Syntactic Sirup

Friday, October 26, 2007

TaskPaper

I recently started using a small app for the mac called TaskPaper. Its basically a small todo list/outliner app, but with a big difference that sets it apart from the more complex competing products. Its file format is just plain text.... in fact, its so plain that it's probably very similar to what you would use if you maintained the same kind of list using a plain text editor. Let me show you a little sample from my own todo list at work.

Software update service:
- Add public/private key sign. to connections @code
- Add checksum after download and update @code
- Add temporary file cleanup @code
- Fix load issue with server side sockets @bug
- Write readme file @doc

Thats really all there is to it. Having the file format this simple makes it possible to share your task lists using code repositories such as subversion with all the same benefits as regular source code files. In other words, its the perfect tool for maintaining todo lists in your code projects :-)

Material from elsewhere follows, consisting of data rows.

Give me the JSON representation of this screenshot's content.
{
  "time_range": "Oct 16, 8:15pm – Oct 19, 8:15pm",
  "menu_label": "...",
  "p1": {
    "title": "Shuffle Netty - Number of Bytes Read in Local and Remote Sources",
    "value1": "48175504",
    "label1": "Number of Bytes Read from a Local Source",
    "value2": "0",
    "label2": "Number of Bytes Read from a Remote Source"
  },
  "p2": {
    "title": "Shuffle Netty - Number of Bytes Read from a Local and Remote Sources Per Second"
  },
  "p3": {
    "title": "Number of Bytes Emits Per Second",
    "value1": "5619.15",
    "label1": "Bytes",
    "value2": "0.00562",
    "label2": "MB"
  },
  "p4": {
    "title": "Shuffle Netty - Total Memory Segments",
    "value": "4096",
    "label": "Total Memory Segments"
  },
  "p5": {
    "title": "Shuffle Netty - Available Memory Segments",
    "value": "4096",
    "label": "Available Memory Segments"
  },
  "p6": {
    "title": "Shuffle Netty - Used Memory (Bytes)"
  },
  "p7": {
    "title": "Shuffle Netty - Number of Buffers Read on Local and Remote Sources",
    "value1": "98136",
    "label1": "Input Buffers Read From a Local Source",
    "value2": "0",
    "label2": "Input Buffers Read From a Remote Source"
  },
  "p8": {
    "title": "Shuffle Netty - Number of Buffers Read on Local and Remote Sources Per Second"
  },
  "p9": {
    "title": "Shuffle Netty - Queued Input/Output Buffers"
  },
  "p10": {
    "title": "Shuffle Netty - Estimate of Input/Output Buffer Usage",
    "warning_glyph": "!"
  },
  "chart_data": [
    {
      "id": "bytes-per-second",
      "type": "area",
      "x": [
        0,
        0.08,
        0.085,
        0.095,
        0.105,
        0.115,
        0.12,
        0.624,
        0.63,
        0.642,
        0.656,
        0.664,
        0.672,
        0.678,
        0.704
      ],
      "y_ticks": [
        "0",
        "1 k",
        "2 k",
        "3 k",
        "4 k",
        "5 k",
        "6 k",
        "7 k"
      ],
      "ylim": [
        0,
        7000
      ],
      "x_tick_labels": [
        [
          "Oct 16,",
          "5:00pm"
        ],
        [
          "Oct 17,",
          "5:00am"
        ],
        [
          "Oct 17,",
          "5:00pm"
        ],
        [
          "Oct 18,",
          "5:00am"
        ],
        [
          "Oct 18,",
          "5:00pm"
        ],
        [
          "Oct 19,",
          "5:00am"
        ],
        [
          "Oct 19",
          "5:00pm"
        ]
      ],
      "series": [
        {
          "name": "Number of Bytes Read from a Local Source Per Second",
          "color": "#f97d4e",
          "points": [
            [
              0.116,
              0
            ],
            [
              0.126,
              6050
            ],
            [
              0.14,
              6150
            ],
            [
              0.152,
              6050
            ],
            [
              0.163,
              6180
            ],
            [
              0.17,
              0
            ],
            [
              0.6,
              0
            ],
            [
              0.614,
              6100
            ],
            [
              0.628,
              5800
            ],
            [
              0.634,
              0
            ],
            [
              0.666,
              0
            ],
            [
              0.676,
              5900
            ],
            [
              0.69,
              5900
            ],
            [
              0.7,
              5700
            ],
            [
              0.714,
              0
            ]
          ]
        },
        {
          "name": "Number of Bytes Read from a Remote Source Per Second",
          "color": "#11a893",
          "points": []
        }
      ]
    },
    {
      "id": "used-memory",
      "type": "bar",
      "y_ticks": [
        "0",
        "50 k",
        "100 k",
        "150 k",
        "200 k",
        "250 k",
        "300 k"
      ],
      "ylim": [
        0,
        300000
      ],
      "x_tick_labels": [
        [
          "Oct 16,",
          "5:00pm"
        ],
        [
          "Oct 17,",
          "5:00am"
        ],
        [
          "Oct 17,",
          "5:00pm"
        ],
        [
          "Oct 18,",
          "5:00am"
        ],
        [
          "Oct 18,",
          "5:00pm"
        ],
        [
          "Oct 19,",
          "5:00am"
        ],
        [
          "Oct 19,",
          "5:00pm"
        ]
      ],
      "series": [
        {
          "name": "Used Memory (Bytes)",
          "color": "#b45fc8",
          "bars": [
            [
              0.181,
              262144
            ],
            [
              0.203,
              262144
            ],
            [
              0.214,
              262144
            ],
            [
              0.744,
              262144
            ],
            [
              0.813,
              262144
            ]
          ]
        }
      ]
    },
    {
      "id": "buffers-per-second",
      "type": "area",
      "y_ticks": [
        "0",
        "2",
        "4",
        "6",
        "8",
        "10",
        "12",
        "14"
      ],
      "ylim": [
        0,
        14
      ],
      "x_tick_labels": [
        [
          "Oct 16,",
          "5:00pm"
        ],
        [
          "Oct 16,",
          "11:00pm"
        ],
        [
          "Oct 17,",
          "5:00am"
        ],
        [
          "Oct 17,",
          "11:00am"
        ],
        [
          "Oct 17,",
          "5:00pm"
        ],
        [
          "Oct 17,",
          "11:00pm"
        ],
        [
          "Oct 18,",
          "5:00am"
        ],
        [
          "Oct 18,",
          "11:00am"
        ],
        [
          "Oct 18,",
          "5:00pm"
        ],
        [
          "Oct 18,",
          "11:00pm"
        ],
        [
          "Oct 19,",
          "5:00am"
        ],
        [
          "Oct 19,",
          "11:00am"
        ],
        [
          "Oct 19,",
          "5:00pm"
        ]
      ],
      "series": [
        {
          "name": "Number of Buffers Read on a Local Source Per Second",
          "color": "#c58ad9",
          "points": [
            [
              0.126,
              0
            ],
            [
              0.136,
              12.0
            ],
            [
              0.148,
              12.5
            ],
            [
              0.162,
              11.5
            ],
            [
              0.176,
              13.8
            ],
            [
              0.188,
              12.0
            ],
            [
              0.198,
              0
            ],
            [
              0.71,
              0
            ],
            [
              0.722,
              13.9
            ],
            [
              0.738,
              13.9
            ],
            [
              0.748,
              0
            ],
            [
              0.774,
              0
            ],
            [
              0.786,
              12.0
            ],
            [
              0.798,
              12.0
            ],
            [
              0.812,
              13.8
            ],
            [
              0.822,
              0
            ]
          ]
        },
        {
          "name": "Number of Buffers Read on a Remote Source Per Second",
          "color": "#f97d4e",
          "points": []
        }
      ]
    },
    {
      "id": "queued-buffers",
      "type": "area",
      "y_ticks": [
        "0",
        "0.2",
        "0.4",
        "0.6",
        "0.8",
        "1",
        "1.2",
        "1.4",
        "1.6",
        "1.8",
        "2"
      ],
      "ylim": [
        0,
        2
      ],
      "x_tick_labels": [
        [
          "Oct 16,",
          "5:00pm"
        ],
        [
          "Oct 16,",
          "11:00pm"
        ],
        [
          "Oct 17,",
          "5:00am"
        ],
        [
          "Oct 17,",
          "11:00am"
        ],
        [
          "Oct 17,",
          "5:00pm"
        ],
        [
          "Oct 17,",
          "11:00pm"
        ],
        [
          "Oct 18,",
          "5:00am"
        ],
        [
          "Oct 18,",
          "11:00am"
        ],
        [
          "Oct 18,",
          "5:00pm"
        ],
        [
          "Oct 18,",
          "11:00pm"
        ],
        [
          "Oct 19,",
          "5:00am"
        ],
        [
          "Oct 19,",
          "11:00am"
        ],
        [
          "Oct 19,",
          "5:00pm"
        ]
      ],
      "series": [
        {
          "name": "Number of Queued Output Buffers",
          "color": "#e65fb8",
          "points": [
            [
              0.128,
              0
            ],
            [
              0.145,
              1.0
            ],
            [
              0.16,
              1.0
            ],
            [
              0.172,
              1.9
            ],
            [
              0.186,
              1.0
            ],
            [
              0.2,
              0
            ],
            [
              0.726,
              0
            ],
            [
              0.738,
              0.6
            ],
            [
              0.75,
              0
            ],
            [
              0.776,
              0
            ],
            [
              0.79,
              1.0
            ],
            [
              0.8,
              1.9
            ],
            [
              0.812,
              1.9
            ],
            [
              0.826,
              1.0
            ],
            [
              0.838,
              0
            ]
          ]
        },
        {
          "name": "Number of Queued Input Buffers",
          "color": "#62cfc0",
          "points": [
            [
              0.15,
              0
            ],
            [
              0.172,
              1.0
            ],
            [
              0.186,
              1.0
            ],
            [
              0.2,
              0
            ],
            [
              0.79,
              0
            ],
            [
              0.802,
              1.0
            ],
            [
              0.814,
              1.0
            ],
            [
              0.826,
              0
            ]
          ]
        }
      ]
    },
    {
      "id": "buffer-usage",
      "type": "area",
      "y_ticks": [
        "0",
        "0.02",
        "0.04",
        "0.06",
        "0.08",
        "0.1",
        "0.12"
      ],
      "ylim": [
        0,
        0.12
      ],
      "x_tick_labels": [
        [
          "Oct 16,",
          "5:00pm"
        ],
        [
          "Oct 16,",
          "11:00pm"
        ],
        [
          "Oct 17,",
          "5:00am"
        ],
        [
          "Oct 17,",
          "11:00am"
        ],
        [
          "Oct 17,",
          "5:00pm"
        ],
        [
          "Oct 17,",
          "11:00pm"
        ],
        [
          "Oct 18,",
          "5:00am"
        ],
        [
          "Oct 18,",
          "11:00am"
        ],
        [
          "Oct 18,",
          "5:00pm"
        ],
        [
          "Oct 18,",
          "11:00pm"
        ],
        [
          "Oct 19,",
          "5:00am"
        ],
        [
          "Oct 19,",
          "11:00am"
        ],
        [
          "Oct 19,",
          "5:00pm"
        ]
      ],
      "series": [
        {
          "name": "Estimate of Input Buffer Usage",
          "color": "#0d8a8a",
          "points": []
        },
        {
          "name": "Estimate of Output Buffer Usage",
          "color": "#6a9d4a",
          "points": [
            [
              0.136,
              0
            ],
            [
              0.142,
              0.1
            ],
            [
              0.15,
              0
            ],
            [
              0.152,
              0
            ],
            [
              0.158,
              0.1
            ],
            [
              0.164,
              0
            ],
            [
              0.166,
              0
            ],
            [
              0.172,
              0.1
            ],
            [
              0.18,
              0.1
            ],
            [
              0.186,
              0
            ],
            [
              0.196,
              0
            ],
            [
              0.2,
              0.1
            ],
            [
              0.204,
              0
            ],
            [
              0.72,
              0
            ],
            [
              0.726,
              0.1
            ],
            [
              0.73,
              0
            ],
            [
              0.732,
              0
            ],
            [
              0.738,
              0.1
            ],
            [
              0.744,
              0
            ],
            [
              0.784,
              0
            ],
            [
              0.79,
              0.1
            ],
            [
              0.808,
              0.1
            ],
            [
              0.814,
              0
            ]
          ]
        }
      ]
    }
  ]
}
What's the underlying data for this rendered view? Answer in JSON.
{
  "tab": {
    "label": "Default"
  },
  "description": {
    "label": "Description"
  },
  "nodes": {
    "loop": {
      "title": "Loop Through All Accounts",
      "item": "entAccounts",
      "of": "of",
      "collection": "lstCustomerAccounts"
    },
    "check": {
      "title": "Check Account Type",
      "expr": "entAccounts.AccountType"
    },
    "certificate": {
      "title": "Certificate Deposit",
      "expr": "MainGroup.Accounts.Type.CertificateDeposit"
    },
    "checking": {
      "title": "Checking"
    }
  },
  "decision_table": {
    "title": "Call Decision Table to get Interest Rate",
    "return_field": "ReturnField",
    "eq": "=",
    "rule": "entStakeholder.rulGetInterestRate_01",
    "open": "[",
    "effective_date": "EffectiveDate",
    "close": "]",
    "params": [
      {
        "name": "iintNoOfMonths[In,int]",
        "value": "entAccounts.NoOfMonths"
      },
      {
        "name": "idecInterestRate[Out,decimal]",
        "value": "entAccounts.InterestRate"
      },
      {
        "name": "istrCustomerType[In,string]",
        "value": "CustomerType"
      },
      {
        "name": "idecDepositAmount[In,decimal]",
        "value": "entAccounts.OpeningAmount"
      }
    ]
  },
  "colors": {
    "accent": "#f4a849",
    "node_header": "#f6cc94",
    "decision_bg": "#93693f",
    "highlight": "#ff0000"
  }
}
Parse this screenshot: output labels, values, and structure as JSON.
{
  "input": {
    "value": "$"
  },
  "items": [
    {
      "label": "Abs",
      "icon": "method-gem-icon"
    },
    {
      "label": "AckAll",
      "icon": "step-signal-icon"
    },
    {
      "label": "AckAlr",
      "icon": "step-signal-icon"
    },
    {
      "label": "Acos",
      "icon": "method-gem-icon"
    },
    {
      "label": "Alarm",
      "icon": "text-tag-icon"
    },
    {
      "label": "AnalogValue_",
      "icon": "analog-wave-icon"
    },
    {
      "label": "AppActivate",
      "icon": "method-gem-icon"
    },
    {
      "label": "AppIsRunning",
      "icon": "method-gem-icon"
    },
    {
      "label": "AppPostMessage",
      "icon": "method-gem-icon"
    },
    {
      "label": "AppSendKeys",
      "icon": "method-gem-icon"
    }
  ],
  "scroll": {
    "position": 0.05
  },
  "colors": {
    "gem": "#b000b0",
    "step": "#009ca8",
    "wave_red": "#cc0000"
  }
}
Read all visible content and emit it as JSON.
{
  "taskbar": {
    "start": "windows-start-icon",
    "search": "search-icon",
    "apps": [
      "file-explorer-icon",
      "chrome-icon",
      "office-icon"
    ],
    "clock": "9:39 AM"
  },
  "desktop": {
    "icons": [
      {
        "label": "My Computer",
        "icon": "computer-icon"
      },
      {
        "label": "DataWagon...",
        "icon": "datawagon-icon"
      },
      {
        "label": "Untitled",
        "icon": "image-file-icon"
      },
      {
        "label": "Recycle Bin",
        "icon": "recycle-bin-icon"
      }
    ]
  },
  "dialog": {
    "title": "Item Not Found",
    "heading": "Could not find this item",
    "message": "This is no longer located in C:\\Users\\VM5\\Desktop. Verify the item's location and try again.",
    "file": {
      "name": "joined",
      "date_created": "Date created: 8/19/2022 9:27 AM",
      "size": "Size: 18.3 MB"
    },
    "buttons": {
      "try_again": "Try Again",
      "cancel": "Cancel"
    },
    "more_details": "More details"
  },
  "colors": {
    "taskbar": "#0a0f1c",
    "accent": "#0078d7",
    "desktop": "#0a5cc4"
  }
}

I could keep on blabbering about how nice and simple the interface is, or how cool the TextMate bundle for TaskPaper files is, but really... download the trial version and give it a spin. Remember, if you end up not buying the app when your trial is over, all of your work will be perfectly accessible in the plain text files TaskPaper stores its data in.

Friday, September 7, 2007

TupleSoup, Part 6

I have just uploaded a new release of TupleSoup. Unless you have multiple threads accessing your data, there is no real benefit for you in this release. In fact, you are even required to change a few things in your source... sorry :-( ...however, the possibilities these changes open for are really exciting, which will be what the rest of this post is about.

The primary change since the last version has been that the class Table has been renamed to DualFileTable and Table has instead been recreated as an interface. The idea behind this is that it will be possible for other parts of the system to work with any kind of table storage as long as they adhere to the Table interface. To adapt your code, all you need to do is change your instantiations to use DualFileTable, instead of Table as shown in the following sample.

Table table=new DualFileTable("test","./");

The first new type of table is also included in this release, its called HashedTable and is basically a hash of 16 separate DualFileTable objects. Whenever you insert a new row, it uses the row id to decided which of the 16 tables it should be stored in. In an ideal situation, this allows up to 16 threads to write new rows to disk at the same time without locking (remember, even in an ideal situation most of these threads would still have to fight for io on a lower level). However, the penalty is that any thread who wants to scan through the entire set of data in the table, will now have to scan through 16 sets of data instead of one. Even though these will be smaller than the one large, this will bring in a substantial overhead, so only use this new table for data storage that rarely do full table scans.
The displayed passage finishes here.